Anyone that has ever lived in an apartment has had experiences with all types of shady individuals. There’s the very quiet withdrawn person that is usually easy to live by but secretly deep down you think they are weird and may have deeper issues. There’s the obnoxious and loud neighbor that blasts their music or shows no respect for anyone around them- the list could go on and on. GOOD NEIGHBORS is a film that combines all those clichés and assumptions into each character and wraps them in a film that isn’t quite as subtle as it seems to want to be.
New Montreal resident, Victor (Jay Baruchel), moves into an apartment complex and makes acquaintance with his new neighbors Spencer (Scott Speedman) and Louise (Emily Hampshire). Spencer is wheelchair bound and a bit mysterious where as Louise is very peculiar and has a deep love of cats. The area they live in has been plagued by a series of rapes and murders that have other tenants on edge. Victor begins to develop feelings for Louise even as she becomes increasingly more peculiar when another neighbor murders her two cats. Victor attempts to be the buildings go to nice guy by building a ramp for Spencer and walking Louise home from work until there comes a point where things in the building may not be exactly what they seem.
GOOD NEIGHBORS is through and through a character driven thriller that for a majority of the film seems more mumblecore than straightforward thriller. For the first half of the film we basically just witness each character interact alone or with each other as we establish just how their relationships might end up until a specific turning point. There comes a time when each character has a very odd character quirk that starts the beginning of plot twists. Instead of going down the path of who might do what the motivations are put right on front street and we know the intentions of the characters but they overlap so we instead question who is going to come out on top.
The character of Louise is the very definition of weird cat lady. In some ways she was my least favorite character in the film, but she also has some of the most intriguing character moments. Victor at times seems to be the easy target of shady behavior because he’s the new guy and a bit delusional but all three have very strange habits or behavior that trying to predict their behavior is pointless. The unpredictable nature of each character does add to the tension but also became grating on my patience.
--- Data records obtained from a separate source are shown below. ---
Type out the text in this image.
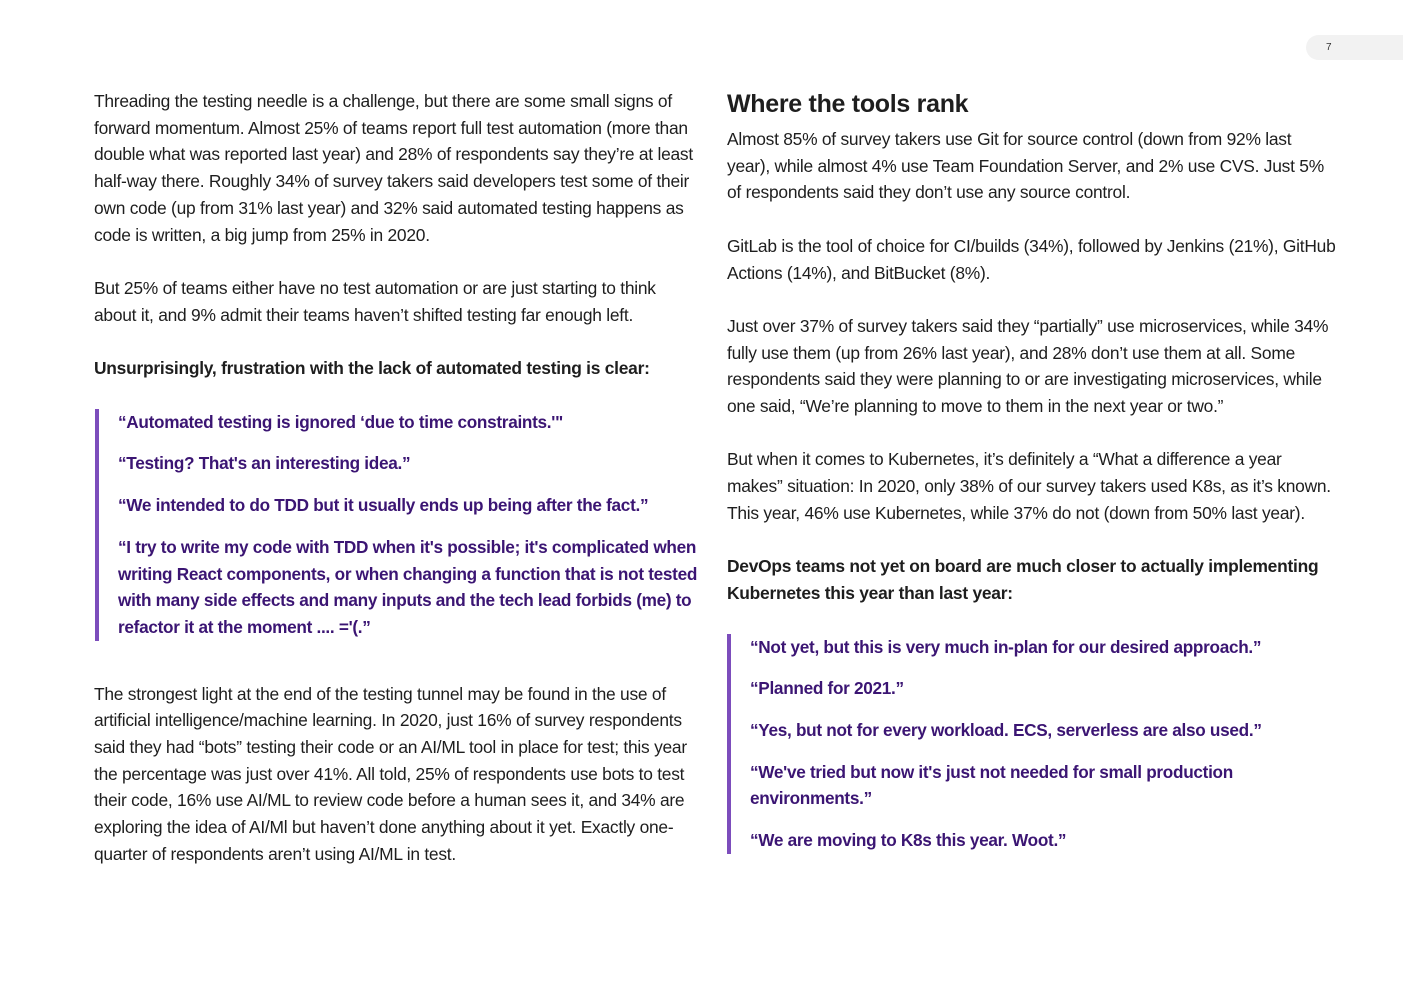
7

Threading the testing needle is a challenge, but there are some small signs of forward momentum. Almost 25% of teams report full test automation (more than double what was reported last year) and 28% of respondents say they’re at least half-way there. Roughly 34% of survey takers said developers test some of their own code (up from 31% last year) and 32% said automated testing happens as code is written, a big jump from 25% in 2020.

But 25% of teams either have no test automation or are just starting to think about it, and 9% admit their teams haven’t shifted testing far enough left.

Unsurprisingly, frustration with the lack of automated testing is clear:

“Automated testing is ignored ‘due to time constraints.'"

“Testing? That's an interesting idea.”

“We intended to do TDD but it usually ends up being after the fact.”

“I try to write my code with TDD when it's possible; it's complicated when writing React components, or when changing a function that is not tested with many side effects and many inputs and the tech lead forbids (me) to refactor it at the moment .... ='(.”

The strongest light at the end of the testing tunnel may be found in the use of artificial intelligence/machine learning. In 2020, just 16% of survey respondents said they had “bots” testing their code or an AI/ML tool in place for test; this year the percentage was just over 41%. All told, 25% of respondents use bots to test their code, 16% use AI/ML to review code before a human sees it, and 34% are exploring the idea of AI/Ml but haven’t done anything about it yet. Exactly one-quarter of respondents aren’t using AI/ML in test.

Where the tools rank

Almost 85% of survey takers use Git for source control (down from 92% last year), while almost 4% use Team Foundation Server, and 2% use CVS. Just 5% of respondents said they don’t use any source control.

GitLab is the tool of choice for CI/builds (34%), followed by Jenkins (21%), GitHub Actions (14%), and BitBucket (8%).

Just over 37% of survey takers said they “partially” use microservices, while 34% fully use them (up from 26% last year), and 28% don’t use them at all. Some respondents said they were planning to or are investigating microservices, while one said, “We’re planning to move to them in the next year or two.”

But when it comes to Kubernetes, it’s definitely a “What a difference a year makes” situation: In 2020, only 38% of our survey takers used K8s, as it’s known. This year, 46% use Kubernetes, while 37% do not (down from 50% last year).

DevOps teams not yet on board are much closer to actually implementing Kubernetes this year than last year:

“Not yet, but this is very much in-plan for our desired approach.”

“Planned for 2021.”

“Yes, but not for every workload. ECS, serverless are also used.”

“We've tried but now it's just not needed for small production environments.”

“We are moving to K8s this year. Woot.”
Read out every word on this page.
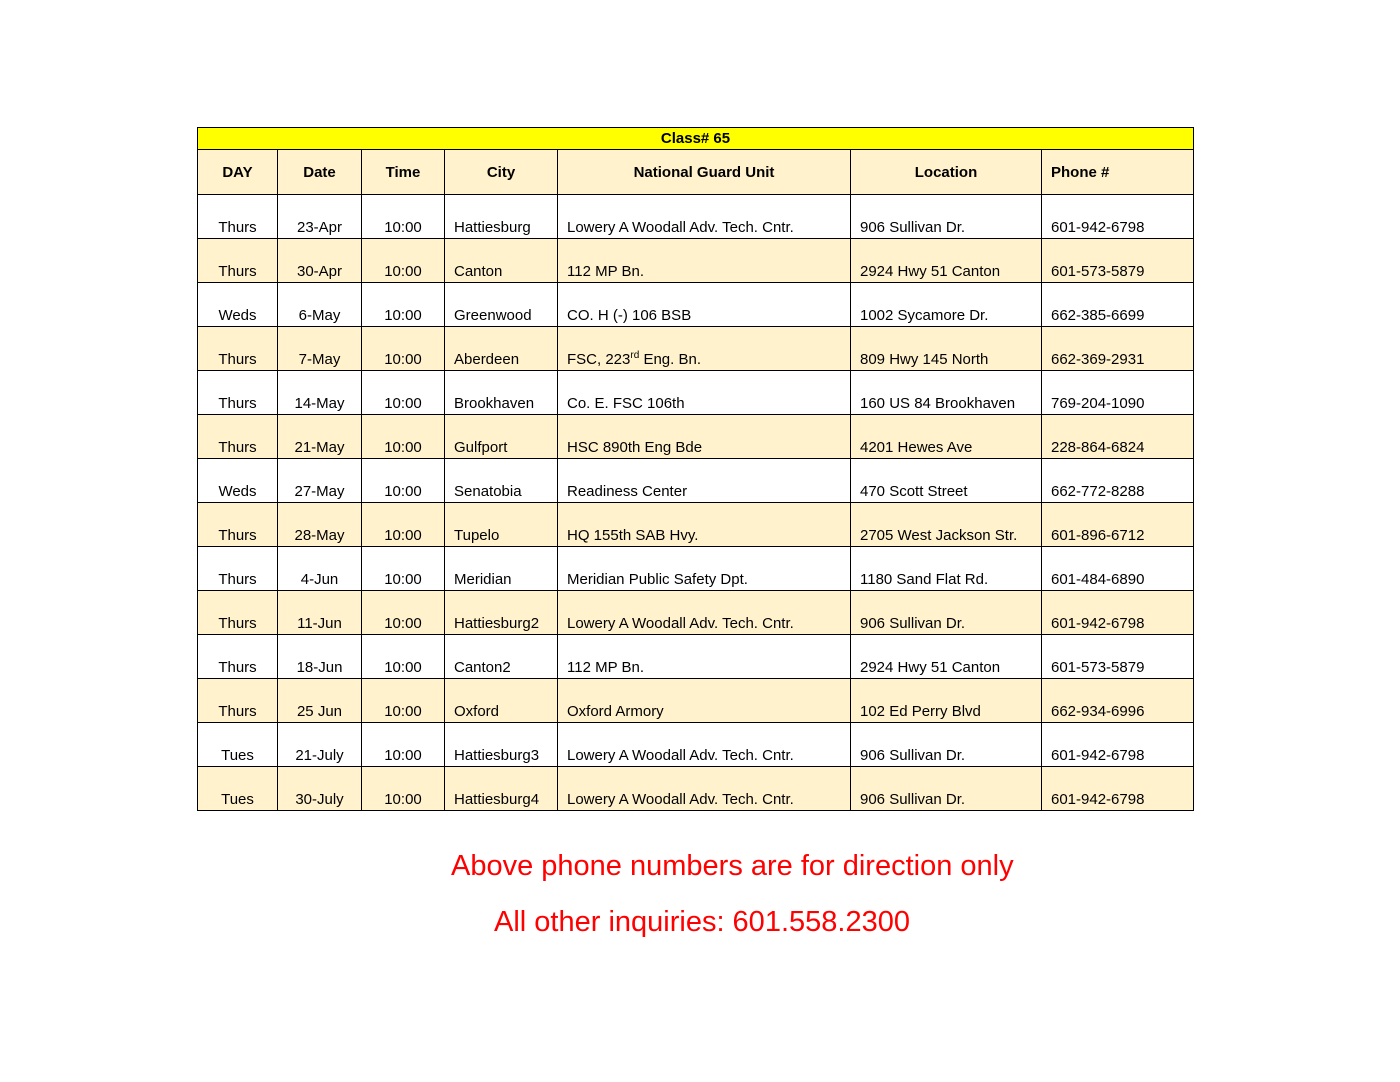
Class# 65						
DAY	Date	Time	City	National Guard Unit	Location	Phone #
Thurs	23-Apr	10:00	Hattiesburg	Lowery A Woodall Adv. Tech. Cntr.	906 Sullivan Dr.	601-942-6798
Thurs	30-Apr	10:00	Canton	112 MP Bn.	2924 Hwy 51 Canton	601-573-5879
Weds	6-May	10:00	Greenwood	CO. H (-) 106 BSB	1002 Sycamore Dr.	662-385-6699
Thurs	7-May	10:00	Aberdeen	FSC, 223rd Eng. Bn.	809 Hwy 145 North	662-369-2931
Thurs	14-May	10:00	Brookhaven	Co. E. FSC 106th	160 US 84 Brookhaven	769-204-1090
Thurs	21-May	10:00	Gulfport	HSC 890th Eng Bde	4201 Hewes Ave	228-864-6824
Weds	27-May	10:00	Senatobia	Readiness Center	470 Scott Street	662-772-8288
Thurs	28-May	10:00	Tupelo	HQ 155th SAB Hvy.	2705 West Jackson Str.	601-896-6712
Thurs	4-Jun	10:00	Meridian	Meridian Public Safety Dpt.	1180 Sand Flat Rd.	601-484-6890
Thurs	11-Jun	10:00	Hattiesburg2	Lowery A Woodall Adv. Tech. Cntr.	906 Sullivan Dr.	601-942-6798
Thurs	18-Jun	10:00	Canton2	112 MP Bn.	2924 Hwy 51 Canton	601-573-5879
Thurs	25 Jun	10:00	Oxford	Oxford Armory	102 Ed Perry Blvd	662-934-6996
Tues	21-July	10:00	Hattiesburg3	Lowery A Woodall Adv. Tech. Cntr.	906 Sullivan Dr.	601-942-6798
Tues	30-July	10:00	Hattiesburg4	Lowery A Woodall Adv. Tech. Cntr.	906 Sullivan Dr.	601-942-6798
Above phone numbers are for direction only
All other inquiries: 601.558.2300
The set up of the film seems to be focused on the mystery of who the looming serial rapist/killer is, until about halfway through it takes a complete left turn and that mystery is almost completely wiped clean and we focus only on the repercussions of characters actions and what will become of each of them. The series of small twists are interesting to some extent but ultimately I rolled my eyes more than a few times. The turning point had me much less interested on where the film was going to end and much more interested in the performances of the characters.
GOOD NEIGHBORS is not a terrible way to spend a couple hours but when it comes to horror/thrillers that are filled with similar works such as this there are much better options out there. Genre buffs looking for some gore will be bored to tears aside from a couple blood spurting scenes here and there as the film relies on the mood set from the characters. Scott Speedman was a lot of fun to watch in the film and in many ways carries it to the end. If GOOD NEIGHBORS does one thing effectively it’s the fact that I will likely be judging all of my neighbors even more harshly from here on out because it proves that there really is no confident way of saying you really know what people are capable of.